When the blow at Harper's Ferry was struck, its very haste defeated its proper end. Organized help was probably ready to John Brown, when the telegraph flashed the news of his capture. Had Sufficient force joined him to have made that first blow successful, there is scarcely a doubt but a general insurrection on the part of the slaves of the South would have given them their freedom without the bloody war of which John Brown's history was but a prelude. No man in this country realized so much as John Brown that the Southerners were preparing to destroy the government. His hope was to destroy slavery first, recognizing the crime of its existence as the only possible reason for a desire for secession. He believed proper any and all means that might accomplish the end, and reckoned his own life as nothing, if only the oppressed could be free. Possibly his methods were not the best, but he believed them to be approved by Almighty God. They seemed feeble in their results at first, but there sprang from them the forces that destroyed the most shameful iniquity of the world - slavery, in a land consecrated to freedom.

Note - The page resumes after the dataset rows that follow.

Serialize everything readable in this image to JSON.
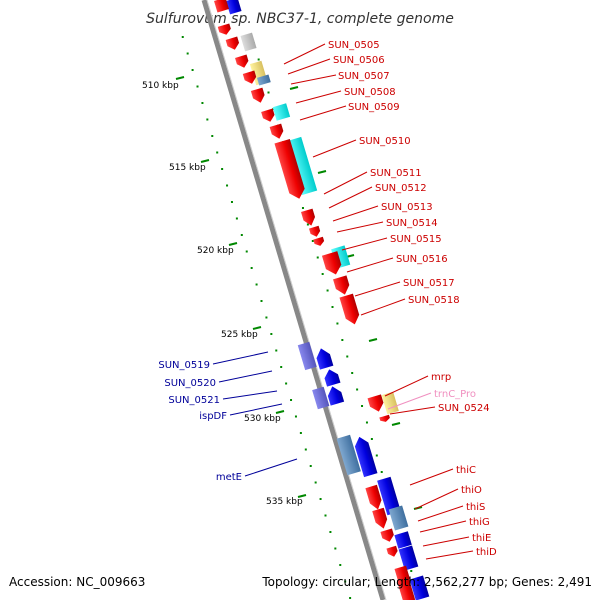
{
  "title": "Sulfurovum sp. NBC37-1, complete genome",
  "footer": {
    "accession": "Accession: NC_009663",
    "topology": "Topology: circular; Length: 2,562,277 bp; Genes: 2,491"
  },
  "scale_labels": [
    "510 kbp",
    "515 kbp",
    "520 kbp",
    "525 kbp",
    "530 kbp",
    "535 kbp"
  ],
  "right_labels": [
    {
      "text": "SUN_0505",
      "color": "#cc0000"
    },
    {
      "text": "SUN_0506",
      "color": "#cc0000"
    },
    {
      "text": "SUN_0507",
      "color": "#cc0000"
    },
    {
      "text": "SUN_0508",
      "color": "#cc0000"
    },
    {
      "text": "SUN_0509",
      "color": "#cc0000"
    },
    {
      "text": "SUN_0510",
      "color": "#cc0000"
    },
    {
      "text": "SUN_0511",
      "color": "#cc0000"
    },
    {
      "text": "SUN_0512",
      "color": "#cc0000"
    },
    {
      "text": "SUN_0513",
      "color": "#cc0000"
    },
    {
      "text": "SUN_0514",
      "color": "#cc0000"
    },
    {
      "text": "SUN_0515",
      "color": "#cc0000"
    },
    {
      "text": "SUN_0516",
      "color": "#cc0000"
    },
    {
      "text": "SUN_0517",
      "color": "#cc0000"
    },
    {
      "text": "SUN_0518",
      "color": "#cc0000"
    },
    {
      "text": "mrp",
      "color": "#cc0000"
    },
    {
      "text": "trnC_Pro",
      "color": "#f090c0"
    },
    {
      "text": "SUN_0524",
      "color": "#cc0000"
    },
    {
      "text": "thiC",
      "color": "#cc0000"
    },
    {
      "text": "thiO",
      "color": "#cc0000"
    },
    {
      "text": "thiS",
      "color": "#cc0000"
    },
    {
      "text": "thiG",
      "color": "#cc0000"
    },
    {
      "text": "thiE",
      "color": "#cc0000"
    },
    {
      "text": "thiD",
      "color": "#cc0000"
    }
  ],
  "left_labels": [
    {
      "text": "SUN_0519",
      "color": "#000099"
    },
    {
      "text": "SUN_0520",
      "color": "#000099"
    },
    {
      "text": "SUN_0521",
      "color": "#000099"
    },
    {
      "text": "ispDF",
      "color": "#000099"
    },
    {
      "text": "metE",
      "color": "#000099"
    }
  ],
  "colors": {
    "forward_cds": "#ee0000",
    "reverse_cds": "#0000dd",
    "forward_feature": "#00eeee",
    "reverse_feature": "#6666cc",
    "backbone": "#888888",
    "tick": "#008800"
  }
}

Possibly John Brown was not worldly-wise in his plans, but in the shadow of the scaffold there rested in his heart that peace of God which passeth all understanding. Of his hero comrades, nearly all suffered the martyr-death that he did - death for a principle made sacred by command of God. One of them, Barclay Coppic, escaped the Virginia massacre, and came to his home in Iowa. His surrender was demanded by the arrogant Virginians, that he, too, might die. Coppic, however, was never surrendered, and the Virginians' hands were saved the blood of one more martyr.